We currently find ourselves surrounded by uncertainty and open-endedness, a reality in which virtually everything we thought we could depend on has been shaken to its core. Despite Montaigne’s advice, many are seeking stability and certainty wherever they think it might be found. Faith and religion are likely sources—or are they? A brief foray into the scriptures provides evidence that the divine is, at least on occasion, as variable and “windy” as we are.

Consider for instance, the second verse of Genesis in the Jewish scriptures, where we are told that when God created the heavens and the earth, “the Spirit of God (ruach) was hovering (brooding, sweeping) over the face of the waters.” Ruach means “spirit,” “breath,” or “wind”—when applied to God, it means divinely creative activity. Creativity always involves change, unpredictability, and mystery; as the author of Ecclesiastes tells us, “As you do not know what is the way of the wind . . . so you do not know the works of God who makes all things.”

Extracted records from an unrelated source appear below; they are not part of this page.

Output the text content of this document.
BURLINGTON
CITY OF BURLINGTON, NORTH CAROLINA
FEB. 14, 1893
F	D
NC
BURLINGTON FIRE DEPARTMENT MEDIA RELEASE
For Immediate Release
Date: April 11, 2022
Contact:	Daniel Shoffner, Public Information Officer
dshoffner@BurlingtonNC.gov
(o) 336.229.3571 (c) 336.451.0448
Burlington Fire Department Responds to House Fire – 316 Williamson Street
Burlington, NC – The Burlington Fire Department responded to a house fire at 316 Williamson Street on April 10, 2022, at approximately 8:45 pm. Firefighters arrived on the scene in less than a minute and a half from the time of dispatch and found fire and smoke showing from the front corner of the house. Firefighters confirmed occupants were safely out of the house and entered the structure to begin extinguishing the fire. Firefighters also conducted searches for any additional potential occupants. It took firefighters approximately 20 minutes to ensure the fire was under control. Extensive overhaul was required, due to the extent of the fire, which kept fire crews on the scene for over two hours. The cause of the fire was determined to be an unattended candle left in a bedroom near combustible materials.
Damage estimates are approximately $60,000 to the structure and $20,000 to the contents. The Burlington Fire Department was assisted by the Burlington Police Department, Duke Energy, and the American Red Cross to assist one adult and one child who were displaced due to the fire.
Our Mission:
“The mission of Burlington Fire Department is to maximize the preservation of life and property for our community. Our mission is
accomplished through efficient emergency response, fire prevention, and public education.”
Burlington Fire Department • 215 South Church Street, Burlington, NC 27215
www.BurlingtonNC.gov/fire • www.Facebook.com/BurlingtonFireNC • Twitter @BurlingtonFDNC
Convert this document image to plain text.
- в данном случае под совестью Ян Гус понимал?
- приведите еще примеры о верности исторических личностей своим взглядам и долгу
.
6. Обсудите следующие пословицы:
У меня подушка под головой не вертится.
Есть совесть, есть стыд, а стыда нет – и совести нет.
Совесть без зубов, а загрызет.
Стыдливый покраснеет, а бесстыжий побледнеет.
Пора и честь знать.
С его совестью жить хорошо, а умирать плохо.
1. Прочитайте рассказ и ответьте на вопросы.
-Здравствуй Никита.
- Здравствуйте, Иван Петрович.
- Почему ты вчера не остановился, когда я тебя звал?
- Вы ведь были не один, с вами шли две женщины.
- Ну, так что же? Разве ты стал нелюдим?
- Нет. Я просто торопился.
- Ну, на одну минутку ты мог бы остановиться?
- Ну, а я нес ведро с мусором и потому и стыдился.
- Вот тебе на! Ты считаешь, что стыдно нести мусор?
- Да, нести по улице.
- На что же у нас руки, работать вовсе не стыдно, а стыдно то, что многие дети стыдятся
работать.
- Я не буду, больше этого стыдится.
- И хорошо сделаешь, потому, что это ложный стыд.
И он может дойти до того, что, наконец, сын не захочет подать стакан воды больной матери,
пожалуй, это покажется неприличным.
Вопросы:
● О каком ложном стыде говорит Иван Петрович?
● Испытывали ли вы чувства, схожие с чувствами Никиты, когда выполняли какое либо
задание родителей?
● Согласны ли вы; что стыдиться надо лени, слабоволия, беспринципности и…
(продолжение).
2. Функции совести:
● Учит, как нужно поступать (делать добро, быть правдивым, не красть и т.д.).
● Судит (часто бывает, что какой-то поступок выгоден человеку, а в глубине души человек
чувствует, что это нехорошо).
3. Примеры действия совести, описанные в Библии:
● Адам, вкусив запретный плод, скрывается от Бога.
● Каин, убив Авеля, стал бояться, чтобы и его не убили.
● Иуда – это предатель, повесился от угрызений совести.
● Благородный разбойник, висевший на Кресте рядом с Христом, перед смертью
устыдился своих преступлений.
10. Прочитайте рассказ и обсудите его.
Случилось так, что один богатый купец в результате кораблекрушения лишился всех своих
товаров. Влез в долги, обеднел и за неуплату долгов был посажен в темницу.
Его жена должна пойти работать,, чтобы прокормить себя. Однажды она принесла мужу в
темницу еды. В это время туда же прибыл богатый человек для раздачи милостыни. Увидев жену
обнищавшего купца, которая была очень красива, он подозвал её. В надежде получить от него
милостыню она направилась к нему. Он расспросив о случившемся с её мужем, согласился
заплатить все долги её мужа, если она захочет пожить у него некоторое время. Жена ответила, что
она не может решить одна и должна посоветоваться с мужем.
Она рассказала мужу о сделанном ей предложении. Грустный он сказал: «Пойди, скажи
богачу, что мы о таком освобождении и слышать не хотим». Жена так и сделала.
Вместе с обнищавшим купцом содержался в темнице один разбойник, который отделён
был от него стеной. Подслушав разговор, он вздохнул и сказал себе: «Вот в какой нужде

In the New Testament, wind appears frequently—sometimes threatening, other times as a sign of things to come, and frequently as evidence of divine creative activity and power. In each of the synoptic gospels, the disciples are astounded by Jesus’ ability to still the winds of a storm that threatens to drown them. Jesus notes in Luke that his agrarian listeners are able to predict the weather by the direction the wind is blowing from, and he memorably tells Nicodemus in John 3 that

The wind blows where it wants to, and you hear the sound of it, but cannot tell where it comes from and where it goes. So is everyone who is born of the Spirit.

And perhaps the most memorable appearance of the wind in the Bible is in Acts 2, when, as the disciples are gathered together on the Day of Pentecost waiting for coming of the Spirit that the ascending Jesus had promised,

Suddenly there came a sound from heaven, as of a rushing mighty wind, and it filled the whole house where they were sitting . . . and they were all filled with the Holy Spirit.

And, arguably, the world was never again the same.

Returning to Montaigne, apparently the divine also “loves to make noise and move about.” This is disturbing news for those who seek to put the divine into straitjackets of dogma, doctrine, ritual, and creed. But it is great news for those dedicated to adventuring with the very idea of what is greater than us. It doesn’t take much to remind us we are ephemeral, uncertain, and unstable in fundamental ways. Imagining that we are created this way deliberately, intended to creatively change and adventure, rather than to insist on stability and certainty, helps to replace anxiety with expectation, as well as fear with confidence and courage. For, as Montaigne tells us, we are neither stable nor solid. We are nothing but wind—and that’s a good thing.